Mobile phones run on so-called embedded chipset which are designed to perform one or sometimes multiple dedicated functions. They are embedded into the entire device, including hardware and mechanical components. Thus the CPU (Central Processing Unit) in smartphones is vital for the daily user experience and we compare the performance of different CPUs according to the clock rates. Although a processor’s clock rate is only helpful for providing comparisons of output between computer chips in the same processor family and generation.
In essence, an SoC or SiP is an integrated circuit or IC that requires a single platform and incorporates an entire device or electronic system into it.
What is an SoC?
SoC stands for System-on-a-Chip. An SoC is a full processing device housed in a single box, as the name suggests. It’s not a single chip kit for a processor, which you might be familiar with if you ever designed a PC. An SoC contains various processing parts like memory, modems, and other essential parts and pieces. These parts are manufactured together in a single chip and then soldered onto the circuit board. The reason why SoCs were adopted is that because of the size limitations of the smartphone devices, SoCs take up far less space compared to others. However, the need to have more components such as larger batteries, multiple sensors, and cameras with large sensor sizes is growing as smartphones continue to become more and more efficient, but the overall form factor of a smartphone still needs to be kept at a smaller size.
There are three different types of SoCs:
- SoCs having a microcontroller in operation (a chip with the CPU, RAM, ROM, and potentially other components). Example: Boards with Arduino.
- SoCs that use a microprocessor (a chip with a CPU only). Examples are mobile SoCs, such as Qualcomm’s Snapdragon and the Apple A12 Bionic SoC used on iPhone users.
- ASIC (application-specific integrated circuit) SoCs, that may or may not use a microprocessor or microcontroller for particular applications.
What is SiP?
SiP stands for System-in-Package. Basically, what this means is that all the main components that make the phone work are combined into a single package that is then soldered to the motherboard. SiP means faster growth with lower costs than SoC. While SiPs are not new, the use of this technology in smartphones is new, most of the manufacturers were using SoCs until recently when Qualcomm released its first Snapdragon SiP 1 chipset, which debuted on the latest Asus phones launched in Brazil.
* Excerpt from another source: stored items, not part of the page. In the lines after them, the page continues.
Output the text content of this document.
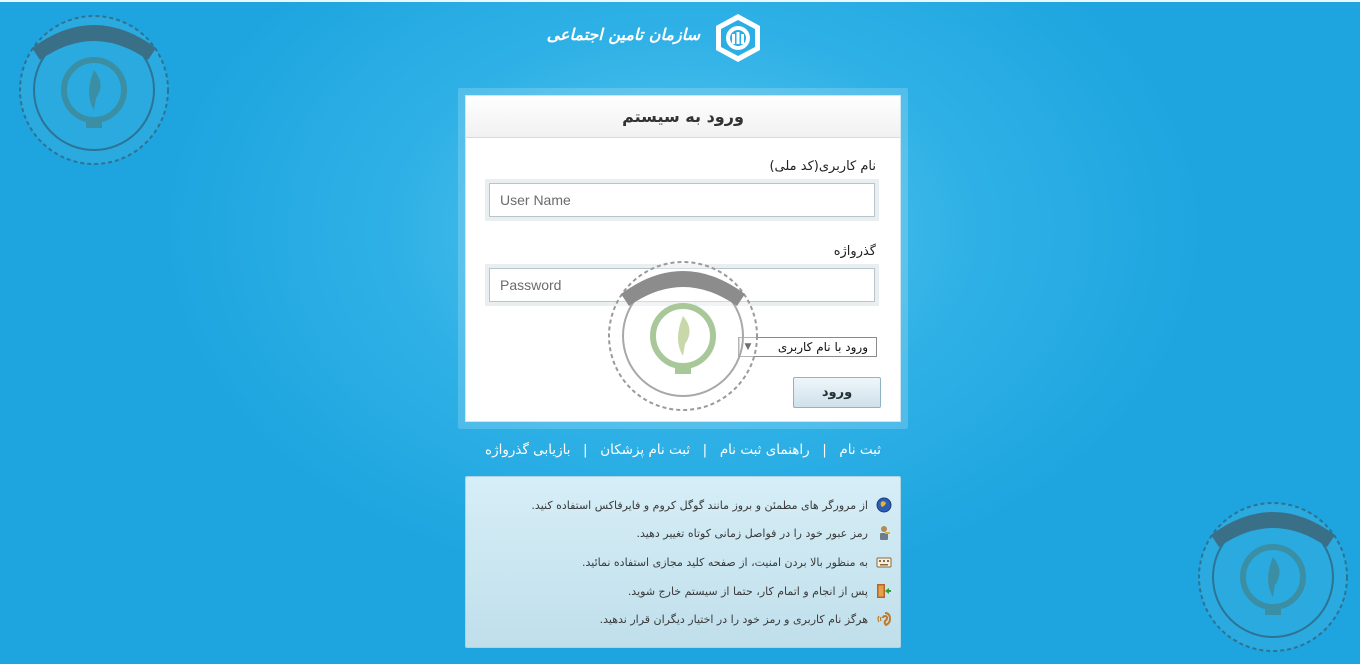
سازمان تامین اجتماعی
ورود به سیستم
نام کاربری(کد ملی)
User Name
گذرواژه
ورود با نام کاربری
ورود
ثبت نام
|
راهنمای ثبت نام
|
ثبت نام پزشکان
|
بازیابی گذرواژه
از مرورگر های مطمئن و بروز مانند گوگل کروم و فایرفاکس استفاده کنید.
رمز عبور خود را در فواصل زمانی کوتاه تغییر دهید.
به منظور بالا بردن امنیت، از صفحه کلید مجازی استفاده نمائید.
پس از انجام و اتمام کار، حتما از سیستم خارج شوید.
هرگز نام کاربری و رمز خود را در اختیار دیگران قرار ندهید.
A lot of people are unaware but the apple watch “S” series is also using SiP chips for space constraint in their small watches. While it can be argued that an SoC is also exactly the same, the key distinction lies in both the production process and the physical size and space they occupy.
SiPs are designed in three ways:
1.SiP and chip-scale packaging
2.Side-by Side SiP
3.Chip-on-chip SiP designs
To know about them you need prior knowledge of microprocessors and ICs but in this article, we are not going into too many details about all those designs.
What's the difference between them?
SiP, is a way to combine two or more ICs within a single package. This is in contrast to an SoC, where the functions are combined on those chips on the same die.
Since an SoC is basically all components on an IC (Integrated Circuit), every component is manufactured on the same manufacturing process. This means, when we say that the Snapdragon 855 is based on the 7nm manufacturing process, it means that the CPU, GPU, RAM, etc. are all manufactured on the same process as the entire SoC is manufactured using just one single die. Well, what is a die? A die is a formal term for a silicon chip comprising an integrated circuit. Die is plural, and dice is singular. Sometimes, the words die and the chip is synonymously used. In another word, a die is a micro-manufactured semiconductor component, while a chip is the packaged die (or multiple dice).
The circuitry is mapped to a Silicon die which is then transformed to a chip using different processes, and for those of you who are unaware of the development process of these chips.
An SoC is created using only one single die so that each component’s manufacturing process remains exactly the same. This takes up more room as the different ICs are put on the PCB next to each other and are scattered over a wider area.
On the other side, the SiP does not include all the elements in one single die but instead has numerous chips stacked on top of each other. This saves room as the ICs need not be scattered around the PCB, and piling them up does not increase the total thickness by much as the chips themselves have extremely small thicknesses. What this also means is that, because the SiP is not just a single chip, separate dies are used to create the individual ICs, which means that each part of the chip can be made using a different process.
The benefit of SiP over SoC
Nowadays smartphones are cramming up multiple cameras, using a large battery, and all these require more space but the manufacturer needs to make them compact so that they don’t end up looking ugly and boxy like the old phones. Some manufacturers are also sacrificing important components like the headphone jack to accommodate more space for other parts. SiPs can help by managing up the space constraint for the chips and boards as their physical size is more concise and they need less space than SoC chips.
SiPs are not going to replace the SoCs overnight, they are at a very early stage. there are only very few smartphones using this technology and they are exorbitantly priced. SiPs are still a work in progress and it is the right step toward more compact mobile devices in the near future as it allows for more space inside our electronics.